VOL. 128 | NO. 223 | Thursday, November 14, 2013
ServiceMaster to Spin Off Struggling TruGreen
By Bill Dries
The ServiceMaster Co. plans to spin off its TruGreen lawn care business at the end of 2013 after several years in which the Memphis-based collection of residential- and commercial-services companies has struggled with the right business model for the TruGreen brand.
ServiceMaster CEO Robert Gillette announced the spinoff of TruGreen Thursday, Nov. 14, in advance of an afternoon quarterly earnings call to investors and analysts.
In a written statement, Gillette, who became CEO of ServiceMaster in June, said separating TruGreen from the ServiceMaster portfolio give TruGreen “the time and focus it needs to make the changes necessary to complete the turnaround of its business.”
The spinoff will be a tax-free transition through a pro rata dividend to ServiceMaster Global Holdings Inc. stockholders.
ServiceMaster hopes to close at or near the end of the year in a complex transaction that will make TruGreen an independent private company. ServiceMaster’s financial advisers in the action are J.P. Morgan Securities LLC, Credit Suisse Securities (USA) LLC, Goldman Sachs & Co. and Natixis.
Gillette is the third ServiceMaster CEO in two and a half years to struggle with TruGreen’s business model.
Patrick Spainhour, the company’s CEO, started in April 2011 with ServiceMaster’s sale of its commercial landscaping business, TruGreen LandCare to Aurora Resurgence Group, a private investment firm based in Los Angeles. The sale happened as Spainhour was leaving as CEO.
Spainhour said the sale allowed the separate TruGreen business that remained at ServiceMaster to “focus on being a partner with the landscape business.”
Spainhour’s successor, Hank Mullany, said the sale allowed TruGreen to focus on core residential and commercial business service. Mullany also announced changes in TruGreen leadership immediately.
Mullany attempted to fix the company’s service and sales operations by moving the head of the company’s Terminix division in to overhaul TruGreen’s approach. It was supposed to be a temporary move but became permanent.
Mullany’s move on TruGreen was the first action he took in his year and a half tenure at the top of the ServiceMaster management chart.
But TruGreen became the exception in quarterly earnings calls to the other parts of ServiceMaster and ServiceMaster executives repeatedly configured their earnings reports with statements that pointed out that except for TruGreen’s numbers, the other brands were performing as expected or better.
The preliminary third quarter 2013 earnings reported Thursday for ServiceMaster show net income of $46 million for the quarter compared to a net loss of $704 million a year ago.

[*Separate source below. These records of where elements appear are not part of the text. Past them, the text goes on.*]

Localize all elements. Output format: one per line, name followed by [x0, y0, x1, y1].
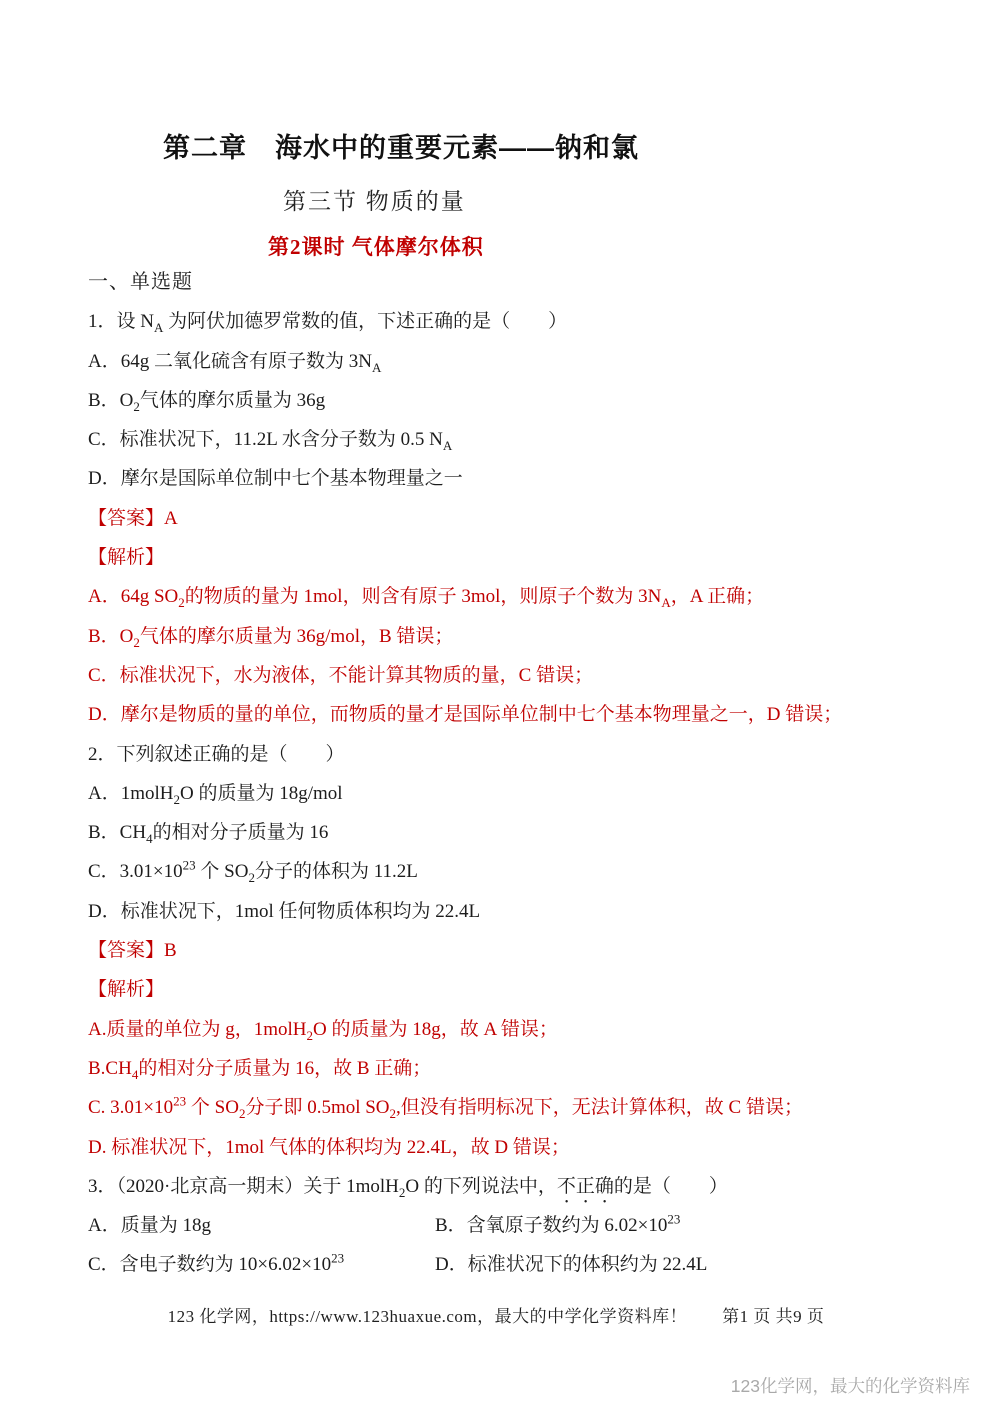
watermark-text: 123化学网，最大的化学资料库: [731, 1373, 970, 1398]
q3-options-cd-col1: D．标准状况下的体积约为 22.4L: [435, 1252, 707, 1277]
q1-analysis-b: B．O2气体的摩尔质量为 36g/mol，B 错误；: [88, 624, 930, 663]
sub-text: 2: [390, 1106, 397, 1121]
q2-option-b: B．CH4的相对分子质量为 16: [88, 820, 930, 859]
q1-answer: 【答案】A: [88, 506, 930, 545]
sup-text: 23: [667, 1212, 680, 1227]
q1-stem: 1．设 NA 为阿伏加德罗常数的值，下述正确的是（ ）: [88, 309, 930, 348]
sup-text: 23: [173, 1094, 186, 1109]
sup-text: 23: [183, 858, 196, 873]
part-heading: 一、单选题: [88, 270, 930, 309]
q2-analysis-label: 【解析】: [88, 977, 930, 1016]
content-lines: 一、单选题1．设 NA 为阿伏加德罗常数的值，下述正确的是（ ）A．64g 二氧…: [88, 270, 930, 1292]
q2-analysis-a: A.质量的单位为 g，1molH2O 的质量为 18g，故 A 错误；: [88, 1017, 930, 1056]
sub-text: 4: [132, 1067, 139, 1082]
q1-option-d: D．摩尔是国际单位制中七个基本物理量之一: [88, 466, 930, 505]
q3-options-cd: C．含电子数约为 10×6.02×1023D．标准状况下的体积约为 22.4L: [88, 1252, 930, 1291]
sub-text: A: [372, 359, 381, 374]
sub-text: 2: [399, 1185, 406, 1200]
sub-text: 2: [174, 792, 181, 807]
q2-stem: 2．下列叙述正确的是（ ）: [88, 742, 930, 781]
sup-text: 23: [331, 1251, 344, 1266]
q2-option-d: D．标准状况下，1mol 任何物质体积均为 22.4L: [88, 899, 930, 938]
q1-option-a: A．64g 二氧化硫含有原子数为 3NA: [88, 349, 930, 388]
sub-text: A: [661, 595, 670, 610]
q1-analysis-c: C．标准状况下，水为液体，不能计算其物质的量，C 错误；: [88, 663, 930, 702]
sub-text: 2: [178, 595, 185, 610]
lesson-title: 第2课时 气体摩尔体积: [268, 231, 484, 261]
q1-analysis-a: A．64g SO2的物质的量为 1mol，则含有原子 3mol，则原子个数为 3…: [88, 584, 930, 623]
worksheet-page: 第二章 海水中的重要元素——钠和氯 第三节 物质的量 第2课时 气体摩尔体积 一…: [0, 0, 992, 1403]
chapter-title: 第二章 海水中的重要元素——钠和氯: [163, 126, 639, 165]
sub-text: 2: [133, 634, 140, 649]
sub-text: 2: [248, 870, 255, 885]
q1-analysis-d: D．摩尔是物质的量的单位，而物质的量才是国际单位制中七个基本物理量之一，D 错误…: [88, 702, 930, 741]
q2-option-a: A．1molH2O 的质量为 18g/mol: [88, 781, 930, 820]
q2-analysis-d: D. 标准状况下，1mol 气体的体积均为 22.4L，故 D 错误；: [88, 1135, 930, 1174]
sub-text: 2: [307, 1027, 314, 1042]
emphasized-text: 不正确: [557, 1176, 614, 1197]
q1-option-c: C．标准状况下，11.2L 水含分子数为 0.5 NA: [88, 427, 930, 466]
q3-options-ab-col1: B．含氧原子数约为 6.02×1023: [435, 1213, 680, 1238]
sub-text: 2: [133, 399, 140, 414]
q2-analysis-c: C. 3.01×1023 个 SO2分子即 0.5mol SO2,但没有指明标况…: [88, 1095, 930, 1134]
q1-analysis-label: 【解析】: [88, 545, 930, 584]
q3-stem: 3．（2020·北京高一期末）关于 1molH2O 的下列说法中，不正确的是（ …: [88, 1174, 930, 1213]
sub-text: 4: [146, 831, 153, 846]
q3-options-cd-col0: C．含电子数约为 10×6.02×1023: [88, 1254, 344, 1275]
section-title: 第三节 物质的量: [283, 183, 466, 216]
q2-analysis-b: B.CH4的相对分子质量为 16，故 B 正确；: [88, 1056, 930, 1095]
sub-text: 2: [239, 1106, 246, 1121]
sub-text: A: [443, 438, 452, 453]
q3-options-ab-col0: A．质量为 18g: [88, 1215, 211, 1236]
q3-options-ab: A．质量为 18gB．含氧原子数约为 6.02×1023: [88, 1213, 930, 1252]
q2-option-c: C．3.01×1023 个 SO2分子的体积为 11.2L: [88, 859, 930, 898]
q2-answer: 【答案】B: [88, 938, 930, 977]
sub-text: A: [154, 320, 163, 335]
q1-option-b: B．O2气体的摩尔质量为 36g: [88, 388, 930, 427]
page-footer: 123 化学网，https://www.123huaxue.com，最大的中学化…: [0, 1302, 992, 1327]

That loss was attributed to goodwill and trade name impairment charges ServiceMaster took at TruGreen.
The company said the higher revenue across the company in third quarter 2013 was offset by several factors including higher selling expenses primarily at TruGreen.
Gillette, in his first earnings call with investors and analysts this past August, was as blunt about TruGreen as Mullany had been in his first earnings call about TruGreen.
“TruGreen is going through some challenges,” Gillette said. “But it’s largely self-inflicted. Unfortunately we did this to ourselves.”
Gillette began by undoing some of Mullany’s moves.
David Alexander, who remains as TruGreen president, said in August that the fix to “operating systems” issues at the company would take “longer than previously expected” and probably affect ServiceMaster’s financials for the rest of the calendar year.
For the quarter that ended Sept. 30, TruGreen posted operating income of $27 million. But for the first nine months of calendar 2013, TruGreen has a $686 million loss in operating income.
Gillette, in the company’s written statement, acknowledged another change in TruGreen was needed.
“It has now become clear that while we’re making progress, TruGreen is on a different earnings growth timeline than the rest of ServiceMaster,” Gillette said.